A matrix in JavaScript is a 2-dimensional array where each row contains a fixed number of elements. In this tutorial, we'll learn how to check if all rows of a matrix are circular rotations of each other, meaning we can transform any row into another through left or right rotations.
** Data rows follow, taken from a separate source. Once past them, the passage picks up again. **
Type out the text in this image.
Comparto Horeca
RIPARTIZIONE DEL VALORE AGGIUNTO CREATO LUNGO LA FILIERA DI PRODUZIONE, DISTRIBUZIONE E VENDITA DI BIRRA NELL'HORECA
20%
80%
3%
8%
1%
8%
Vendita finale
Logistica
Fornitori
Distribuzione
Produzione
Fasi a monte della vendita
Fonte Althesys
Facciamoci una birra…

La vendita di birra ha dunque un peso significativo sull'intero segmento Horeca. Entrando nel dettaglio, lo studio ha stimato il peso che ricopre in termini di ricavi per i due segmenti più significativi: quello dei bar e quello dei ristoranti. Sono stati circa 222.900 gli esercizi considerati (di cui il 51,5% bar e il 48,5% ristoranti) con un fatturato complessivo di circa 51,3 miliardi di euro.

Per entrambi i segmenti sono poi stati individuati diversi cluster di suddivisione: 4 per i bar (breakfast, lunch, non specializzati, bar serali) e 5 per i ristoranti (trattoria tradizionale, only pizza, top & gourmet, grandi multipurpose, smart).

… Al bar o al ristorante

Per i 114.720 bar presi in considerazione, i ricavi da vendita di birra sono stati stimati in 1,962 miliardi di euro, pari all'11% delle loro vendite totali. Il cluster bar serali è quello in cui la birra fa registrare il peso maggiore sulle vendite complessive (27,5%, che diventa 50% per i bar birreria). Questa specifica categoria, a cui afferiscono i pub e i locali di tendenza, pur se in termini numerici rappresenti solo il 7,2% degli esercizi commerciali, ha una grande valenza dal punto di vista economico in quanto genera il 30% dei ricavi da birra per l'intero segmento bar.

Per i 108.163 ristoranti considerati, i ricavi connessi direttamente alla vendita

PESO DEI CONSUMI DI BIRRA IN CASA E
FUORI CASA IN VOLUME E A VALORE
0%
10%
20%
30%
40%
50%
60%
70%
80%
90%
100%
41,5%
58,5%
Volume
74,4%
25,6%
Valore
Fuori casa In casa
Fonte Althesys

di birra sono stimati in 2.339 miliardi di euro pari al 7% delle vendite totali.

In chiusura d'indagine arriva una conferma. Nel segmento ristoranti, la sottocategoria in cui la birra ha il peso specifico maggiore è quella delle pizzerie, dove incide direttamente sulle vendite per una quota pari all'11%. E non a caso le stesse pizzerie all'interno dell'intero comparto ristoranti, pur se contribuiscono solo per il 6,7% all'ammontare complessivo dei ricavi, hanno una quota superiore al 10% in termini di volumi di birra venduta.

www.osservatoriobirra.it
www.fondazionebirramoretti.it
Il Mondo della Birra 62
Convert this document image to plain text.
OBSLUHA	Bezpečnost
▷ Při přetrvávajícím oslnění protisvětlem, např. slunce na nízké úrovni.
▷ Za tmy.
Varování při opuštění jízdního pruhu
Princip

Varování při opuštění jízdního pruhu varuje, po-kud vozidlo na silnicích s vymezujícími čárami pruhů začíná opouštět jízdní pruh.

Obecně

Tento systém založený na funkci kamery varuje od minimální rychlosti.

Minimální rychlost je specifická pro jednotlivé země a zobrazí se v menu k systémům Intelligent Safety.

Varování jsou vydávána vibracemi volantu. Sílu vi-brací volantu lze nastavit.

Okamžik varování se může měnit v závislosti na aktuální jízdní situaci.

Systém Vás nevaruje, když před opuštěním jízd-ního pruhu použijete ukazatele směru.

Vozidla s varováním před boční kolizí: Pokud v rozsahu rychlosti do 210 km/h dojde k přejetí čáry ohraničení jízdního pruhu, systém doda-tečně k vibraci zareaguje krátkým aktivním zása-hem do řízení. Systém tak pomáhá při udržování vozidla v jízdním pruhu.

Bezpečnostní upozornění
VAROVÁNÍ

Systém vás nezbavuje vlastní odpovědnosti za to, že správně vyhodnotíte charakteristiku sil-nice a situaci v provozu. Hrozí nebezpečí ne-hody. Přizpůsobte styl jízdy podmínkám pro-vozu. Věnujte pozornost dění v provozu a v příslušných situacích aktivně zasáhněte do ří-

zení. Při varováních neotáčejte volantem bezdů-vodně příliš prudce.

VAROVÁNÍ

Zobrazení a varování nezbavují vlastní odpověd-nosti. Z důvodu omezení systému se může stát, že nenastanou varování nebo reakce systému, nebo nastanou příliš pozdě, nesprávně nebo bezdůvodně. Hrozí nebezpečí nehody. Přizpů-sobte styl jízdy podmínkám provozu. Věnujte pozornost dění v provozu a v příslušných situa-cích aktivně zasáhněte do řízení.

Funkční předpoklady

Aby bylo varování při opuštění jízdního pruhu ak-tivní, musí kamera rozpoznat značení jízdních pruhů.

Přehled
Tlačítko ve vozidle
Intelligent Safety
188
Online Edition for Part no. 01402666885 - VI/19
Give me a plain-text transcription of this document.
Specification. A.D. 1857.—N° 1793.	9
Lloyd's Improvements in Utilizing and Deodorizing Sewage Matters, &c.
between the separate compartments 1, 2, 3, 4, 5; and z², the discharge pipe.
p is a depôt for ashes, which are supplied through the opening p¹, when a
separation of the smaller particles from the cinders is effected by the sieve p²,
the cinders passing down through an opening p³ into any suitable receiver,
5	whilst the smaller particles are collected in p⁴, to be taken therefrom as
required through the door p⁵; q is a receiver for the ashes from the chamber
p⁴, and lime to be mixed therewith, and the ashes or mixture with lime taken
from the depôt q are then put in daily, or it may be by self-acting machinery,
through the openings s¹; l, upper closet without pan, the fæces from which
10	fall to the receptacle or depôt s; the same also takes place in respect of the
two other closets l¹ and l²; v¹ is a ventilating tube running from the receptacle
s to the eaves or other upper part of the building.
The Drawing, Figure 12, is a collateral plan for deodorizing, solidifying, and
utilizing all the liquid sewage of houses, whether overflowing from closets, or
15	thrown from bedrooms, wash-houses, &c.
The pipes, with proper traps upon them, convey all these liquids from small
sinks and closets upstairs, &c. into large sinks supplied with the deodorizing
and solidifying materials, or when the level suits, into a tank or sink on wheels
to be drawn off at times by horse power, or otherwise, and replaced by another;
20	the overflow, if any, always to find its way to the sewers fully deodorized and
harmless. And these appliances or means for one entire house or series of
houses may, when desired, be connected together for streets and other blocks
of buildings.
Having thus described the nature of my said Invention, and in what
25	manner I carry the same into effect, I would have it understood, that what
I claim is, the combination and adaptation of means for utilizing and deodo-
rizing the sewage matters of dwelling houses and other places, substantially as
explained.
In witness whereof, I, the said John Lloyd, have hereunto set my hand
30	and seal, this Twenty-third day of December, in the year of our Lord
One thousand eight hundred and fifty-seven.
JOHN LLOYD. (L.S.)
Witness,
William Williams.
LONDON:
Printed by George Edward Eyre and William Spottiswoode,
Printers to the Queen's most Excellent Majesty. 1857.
Circular rotation means shifting elements: rotating [1, 2, 3] right gives [3, 1, 2], and rotating left gives [2, 3, 1].

Problem Understanding

Given a matrix, we need to determine if every row can be converted to the first row through circular rotations.

Example 1

Input: [[1, 2, 3], [2, 3, 1], [3, 1, 2]]
Output: Yes

Explanation: Row 2 [2, 3, 1] is row 1 rotated left by 1. Row 3 [3, 1, 2] is row 1 rotated left by 2.

Example 2

Input: [[1, 2, 3], [2, 1, 3], [1, 2, 3]]
Output: No

Explanation: Row 2 [2, 1, 3] cannot be converted to [1, 2, 3] through any rotation.

Approach

Our solution involves:

  • Create a rotation function to shift array elements

  • Compare each row with the first row

  • For non-matching rows, try all possible rotations

  • Return false if any row cannot match the first row after all rotations

Implementation

// Function to rotate array elements to the right
function rotate(arr) {
   let l = 0;
   let r = arr.length - 1;
   while (l < r) {
      // Swap elements using arithmetic operations
      arr[l] += arr[r];
      arr[r] = arr[l] - arr[r];
      arr[l] = arr[l] - arr[r];
      l++;
   }
   return arr;
}

// Function to check if all matrix rows are circular rotations
function checkCircularRotations(mat) {
   let rows = mat.length;
   let cols = mat[0].length;
   
   // Check each row starting from row 1
   for (let i = 1; i < rows; i++) {
      let rotations = 0;
      
      // Try up to 'cols' rotations
      while (rotations < cols) {
         let j = 0;
         
         // Compare current row with first row
         for (j = 0; j < cols; j++) {
            if (mat[0][j] != mat[i][j]) {
               break;
            }
         }
         
         // If all elements match, move to next row
         if (j == cols) {
            break;
         } else {
            // Rotate current row and try again
            mat[i] = rotate(mat[i]);
         }
         rotations++;
      }
      
      // If no rotation matched, return false
      if (rotations == cols) {
         return false;
      }
   }
   return true;
}

// Test the function
let matrix = [
   [1, 2, 3],
   [2, 3, 1],
   [3, 1, 2]
];

console.log("Matrix:", matrix);
console.log("Result:", checkCircularRotations(matrix) ? "Yes" : "No");

// Test with second example
let matrix2 = [
   [1, 2, 3],
   [2, 1, 3],
   [1, 2, 3]
];

console.log("\nMatrix2:", matrix2);
console.log("Result:", checkCircularRotations(matrix2) ? "Yes" : "No");
Matrix: [ [ 1, 2, 3 ], [ 2, 3, 1 ], [ 3, 1, 2 ] ]
Result: Yes

Matrix2: [ [ 1, 2, 3 ], [ 2, 1, 3 ], [ 1, 2, 3 ] ]
Result: No

How the Rotation Works

The rotate function shifts all elements one position to the right:

function demonstrateRotation() {
   let arr = [1, 2, 3];
   console.log("Original:", arr);
   
   rotate(arr);
   console.log("After 1 rotation:", arr);
   
   rotate(arr);
   console.log("After 2 rotations:", arr);
   
   rotate(arr);
   console.log("After 3 rotations:", arr);
}

demonstrateRotation();
Original: [ 1, 2, 3 ]
After 1 rotation: [ 3, 1, 2 ]
After 2 rotations: [ 2, 3, 1 ]
After 3 rotations: [ 1, 2, 3 ]

Time and Space Complexity

Complexity Value Explanation
Time O(N × M²) N rows, M columns, M rotations per row
Space O(1) No additional space used

Conclusion

This solution efficiently checks if matrix rows are circular rotations by comparing each row with the first after trying all possible rotations. The algorithm uses in-place rotation with O(1) space complexity.